For much of the past two years, Bitcoin has tracked US monetary policy expectations closely — rising on rate cut hopes, falling on hawkish signals. That relationship now appears to be weakening. Geopolitical developments, particularly those affecting oil markets, are increasingly shaping price action, according to CoinShares Research.
Unexpected resilience
Since the escalation of tensions involving Iran, Bitcoin has gained approximately 10%, while equities declined and gold posted only modest gains. What stands out is the break from historical behaviour: during past geopolitical shocks, Bitcoin typically sold off sharply. This time, it absorbed the stress and held its ground.
Several factors account for this resilience. The market entered the event in an unusually clean technical state. Leverage ratios had normalised from around 33% in October 2025 to approximately 25%, broadly in line with long-term averages. Valuation metrics indicated Bitcoin was trading below its realised value — a signal historically associated with cyclical market troughs rather than the beginning of new downside.
Macro backdrop under pressure
On the economic front, the February US employment report was a significant miss: approximately -90,000 jobs against a consensus of +60,000. In most macro environments, a miss of that magnitude would trigger meaningful repricing of rate cut expectations. Markets largely absorbed it without a major reaction — a clear sign that investor attention has shifted toward energy markets and their inflation implications.
US pump prices have risen roughly 25% since geopolitical tensions intensified, and upcoming inflation prints will likely reflect this. The probability of a Federal Reserve rate cut in June has fallen to around 20%, the lowest level of this cycle.
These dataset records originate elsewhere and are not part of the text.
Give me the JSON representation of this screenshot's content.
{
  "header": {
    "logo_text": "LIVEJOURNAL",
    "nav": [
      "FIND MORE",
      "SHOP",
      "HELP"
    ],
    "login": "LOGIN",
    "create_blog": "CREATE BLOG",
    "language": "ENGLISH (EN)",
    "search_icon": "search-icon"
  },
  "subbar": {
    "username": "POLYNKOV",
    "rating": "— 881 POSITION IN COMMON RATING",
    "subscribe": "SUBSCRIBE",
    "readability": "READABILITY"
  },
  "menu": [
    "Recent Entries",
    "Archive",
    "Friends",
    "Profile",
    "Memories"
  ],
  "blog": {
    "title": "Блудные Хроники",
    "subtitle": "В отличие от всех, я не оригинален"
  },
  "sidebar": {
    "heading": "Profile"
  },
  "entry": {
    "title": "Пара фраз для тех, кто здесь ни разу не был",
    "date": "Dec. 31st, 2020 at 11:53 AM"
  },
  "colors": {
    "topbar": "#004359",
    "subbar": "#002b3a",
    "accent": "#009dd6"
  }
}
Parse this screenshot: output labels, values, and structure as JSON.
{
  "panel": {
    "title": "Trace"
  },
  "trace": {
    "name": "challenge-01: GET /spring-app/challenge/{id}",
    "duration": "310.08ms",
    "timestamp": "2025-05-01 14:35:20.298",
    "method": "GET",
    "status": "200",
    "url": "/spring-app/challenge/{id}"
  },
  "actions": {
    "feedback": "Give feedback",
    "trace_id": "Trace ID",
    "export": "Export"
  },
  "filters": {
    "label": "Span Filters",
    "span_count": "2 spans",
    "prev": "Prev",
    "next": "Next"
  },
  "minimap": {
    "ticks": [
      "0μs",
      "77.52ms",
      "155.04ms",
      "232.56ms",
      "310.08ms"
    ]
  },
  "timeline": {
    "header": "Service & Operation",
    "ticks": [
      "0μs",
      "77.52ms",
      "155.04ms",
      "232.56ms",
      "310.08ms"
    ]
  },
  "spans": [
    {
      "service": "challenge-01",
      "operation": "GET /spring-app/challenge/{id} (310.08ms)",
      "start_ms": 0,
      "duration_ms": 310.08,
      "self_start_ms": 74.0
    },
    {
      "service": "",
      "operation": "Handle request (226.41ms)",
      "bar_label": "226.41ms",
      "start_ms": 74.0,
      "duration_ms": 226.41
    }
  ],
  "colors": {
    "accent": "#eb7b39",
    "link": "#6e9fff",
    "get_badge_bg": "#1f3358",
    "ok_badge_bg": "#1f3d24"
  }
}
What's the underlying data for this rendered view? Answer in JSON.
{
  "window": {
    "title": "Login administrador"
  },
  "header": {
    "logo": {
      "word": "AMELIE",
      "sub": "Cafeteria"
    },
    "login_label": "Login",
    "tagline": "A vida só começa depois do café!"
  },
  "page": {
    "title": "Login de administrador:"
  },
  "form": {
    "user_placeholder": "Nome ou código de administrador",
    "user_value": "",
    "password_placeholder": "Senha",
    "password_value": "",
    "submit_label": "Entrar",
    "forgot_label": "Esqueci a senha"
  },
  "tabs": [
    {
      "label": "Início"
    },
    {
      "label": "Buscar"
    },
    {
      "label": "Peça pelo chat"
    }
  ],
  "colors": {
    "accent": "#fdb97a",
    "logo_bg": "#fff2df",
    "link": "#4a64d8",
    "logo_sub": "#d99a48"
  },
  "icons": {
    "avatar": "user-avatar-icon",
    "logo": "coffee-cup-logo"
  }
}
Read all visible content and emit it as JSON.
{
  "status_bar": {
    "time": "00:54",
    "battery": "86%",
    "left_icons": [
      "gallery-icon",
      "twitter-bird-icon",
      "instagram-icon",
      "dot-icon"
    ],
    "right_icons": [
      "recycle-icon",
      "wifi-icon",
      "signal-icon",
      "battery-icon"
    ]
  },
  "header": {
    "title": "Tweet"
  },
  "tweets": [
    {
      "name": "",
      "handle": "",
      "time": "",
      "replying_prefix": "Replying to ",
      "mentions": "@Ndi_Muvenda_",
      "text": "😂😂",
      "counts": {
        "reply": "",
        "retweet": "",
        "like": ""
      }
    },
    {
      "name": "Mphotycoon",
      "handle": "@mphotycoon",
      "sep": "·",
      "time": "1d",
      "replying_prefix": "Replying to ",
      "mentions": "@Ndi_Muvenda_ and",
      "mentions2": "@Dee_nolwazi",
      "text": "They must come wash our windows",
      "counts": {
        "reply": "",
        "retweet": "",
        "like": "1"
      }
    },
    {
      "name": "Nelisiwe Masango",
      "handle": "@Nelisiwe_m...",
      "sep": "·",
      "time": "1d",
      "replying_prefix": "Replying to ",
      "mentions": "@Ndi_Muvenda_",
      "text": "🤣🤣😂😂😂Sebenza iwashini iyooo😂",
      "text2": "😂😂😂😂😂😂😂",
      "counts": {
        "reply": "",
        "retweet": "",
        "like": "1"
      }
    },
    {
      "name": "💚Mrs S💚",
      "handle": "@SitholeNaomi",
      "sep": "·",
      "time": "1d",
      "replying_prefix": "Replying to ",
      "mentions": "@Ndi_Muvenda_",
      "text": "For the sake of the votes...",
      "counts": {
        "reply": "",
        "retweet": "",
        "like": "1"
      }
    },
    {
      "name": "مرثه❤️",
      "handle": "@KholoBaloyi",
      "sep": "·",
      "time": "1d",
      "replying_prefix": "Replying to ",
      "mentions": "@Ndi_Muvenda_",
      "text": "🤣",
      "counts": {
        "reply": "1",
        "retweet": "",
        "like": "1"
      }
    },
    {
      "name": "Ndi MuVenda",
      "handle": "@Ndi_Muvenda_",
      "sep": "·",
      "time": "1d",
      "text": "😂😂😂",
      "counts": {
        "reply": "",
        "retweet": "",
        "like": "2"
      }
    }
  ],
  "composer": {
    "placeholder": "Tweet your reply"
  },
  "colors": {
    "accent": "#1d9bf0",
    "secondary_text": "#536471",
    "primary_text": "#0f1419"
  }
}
Crypto ETPs record $1.4B in inflows
Digital asset investment products (ETPs) recorded three consecutive weeks of net inflows, totalling approximately $1.4bn since the start of the Iran crisis. The persistence of these flows suggests institutional investors are not only maintaining but actively adding to their Bitcoin exposure during geopolitical turbulence — behaviour more consistent with safe haven allocation than speculative risk-taking.
The bottom line
Bitcoin appears to be undergoing a fundamental transition: from a pure liquidity proxy to an asset with genuine geopolitical hedge characteristics. If that shift is sustained, it strengthens the case for Bitcoin in an environment defined by persistent geopolitical tension and a monetary policy constrained by energy-driven inflation.